# [Guide] Remote OS Installation



## RCuber (Jun 3, 2008)

I was wondering on how to install a OS on a headless PC (Headless = No monitor  ). I got into this situation cause my monitor got roasted  and I wanted to install XP in it... using my PC was not a problem cause I use remote desktop via my laptop most of the time ( except while playing games  ). 

Knowledge about installing a OS on a remote computer should be know by most system admins but not for regular users. It would be handy to have a quick guide here at TD. 

I havent installed any OS remotely till date but here goes some info about the same. 

*Remote Installation Services (RIS)*


> *Remote Installation Services*
> 
> Remote Installation Services (RIS) enables you to perform a clean installation of Windows XP Professional, any current version of Windows Server, or any version of Windows 2000 (except Windows 2000 Datacenter Server), on supported computers throughout your organization.
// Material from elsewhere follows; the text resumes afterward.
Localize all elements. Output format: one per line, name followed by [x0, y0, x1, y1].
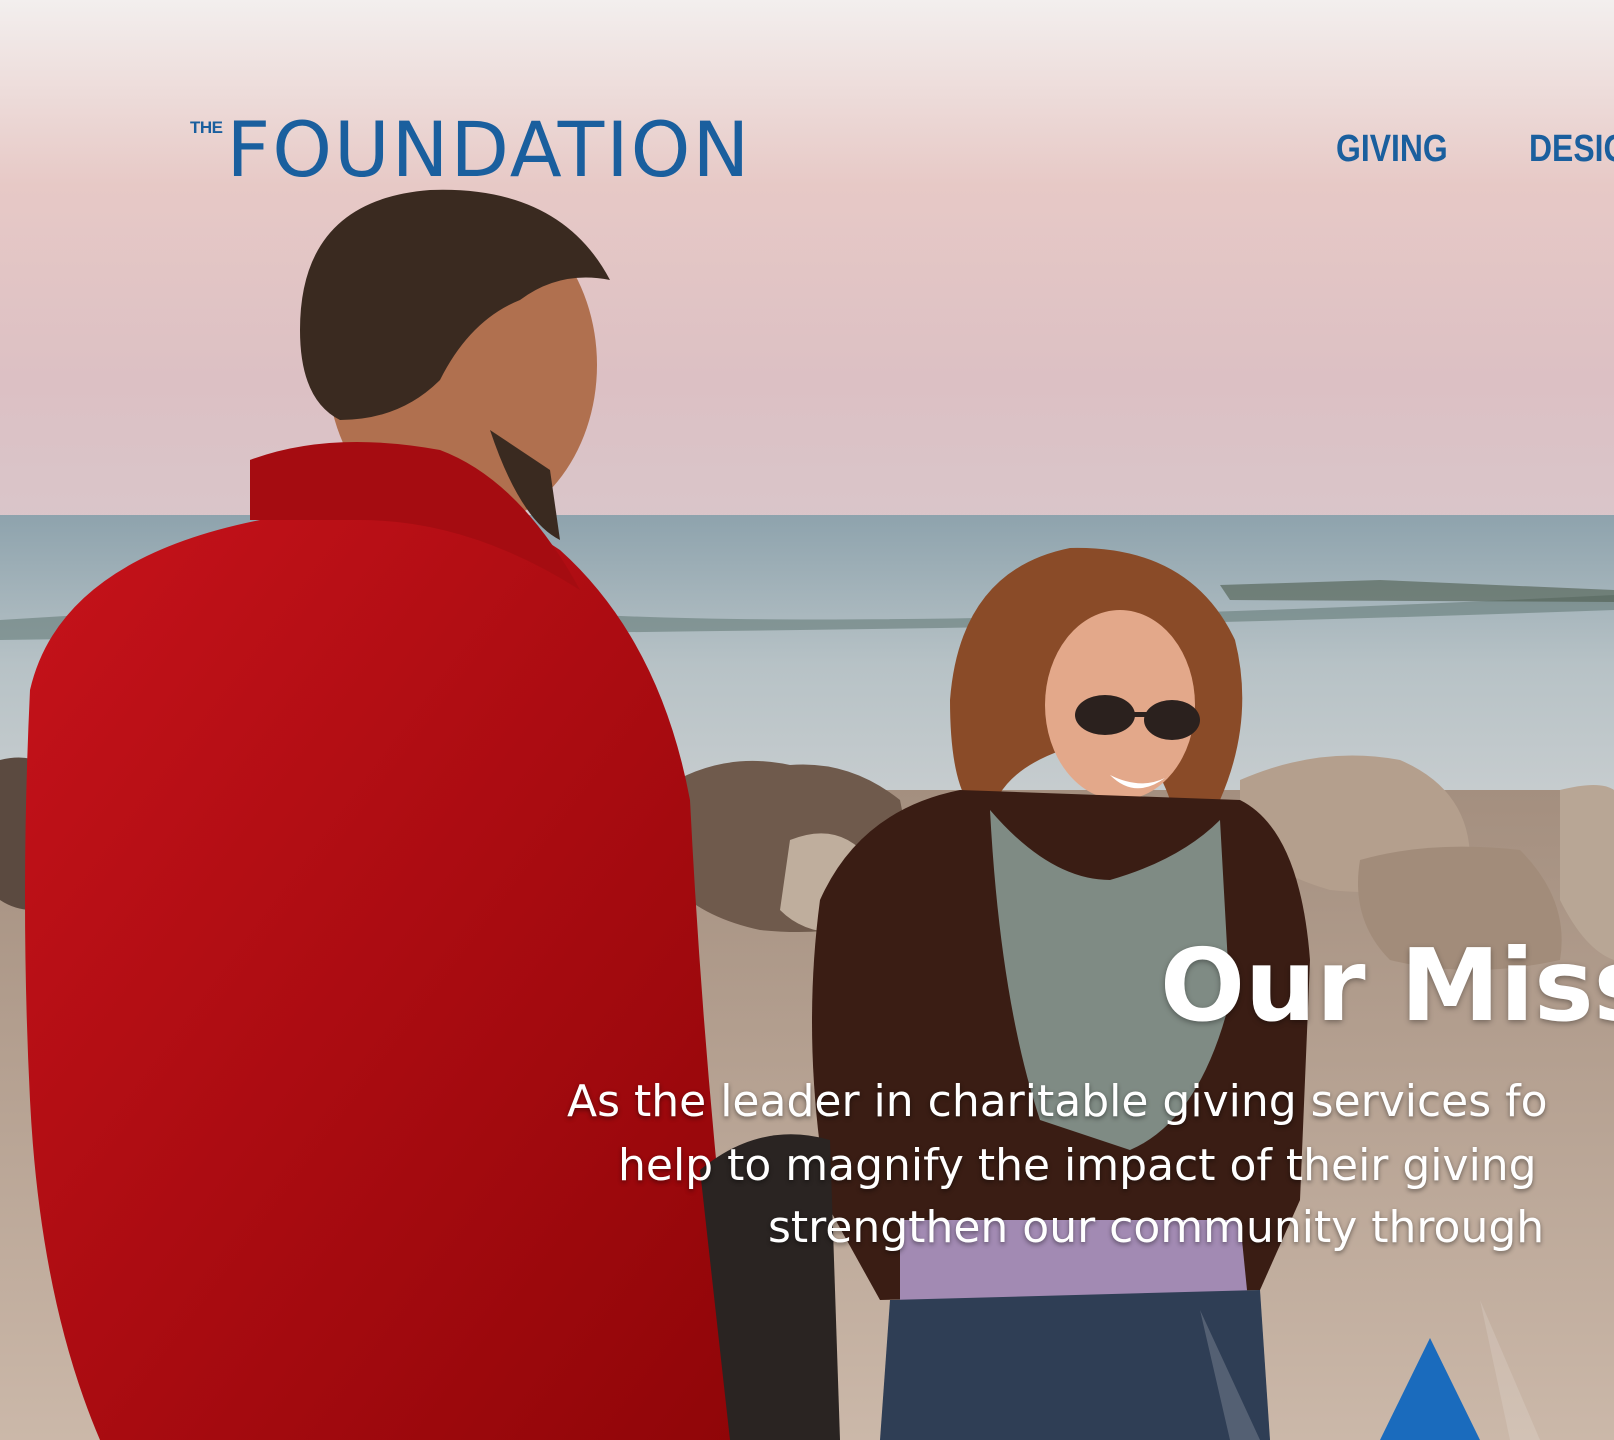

You can simultaneously deploy the operating system on multiple client computers from one or more remote locations.
> How it works
> ...



*How to Install Clients with RIS*

*Step-by-Step Guide to Remote OS Installation*

*Linux RIS How-to*


----------



## mehulved (Jun 3, 2008)

For linux, and I guess most *nix you can always use pxeboot and tftp
*en.wikipedia.org/wiki/Preboot_Execution_Environment
*en.wikipedia.org/wiki/Trivial_File_Transfer_Protocol
I have also seen a setup at HBCSE, TIFR where preconfigured linux images were stored on a server and mounted via NFS and IP address supplied at boot time via DHCP to each client, thus being able to do a network boot.


----------



## Gigacore (Jun 3, 2008)

Nice guide bro!


----------



## victor_rambo (Jun 3, 2008)

Very useful info! I'll admit these things were unknown to me but now I find some utility for them!


----------



## saqib_khan (Jun 3, 2008)

It's very complicated

Can someone make it easier.


----------



## RCuber (Jun 3, 2008)

@mehul Thanks for the links .. can you add a few more links for RIS on linux?


----------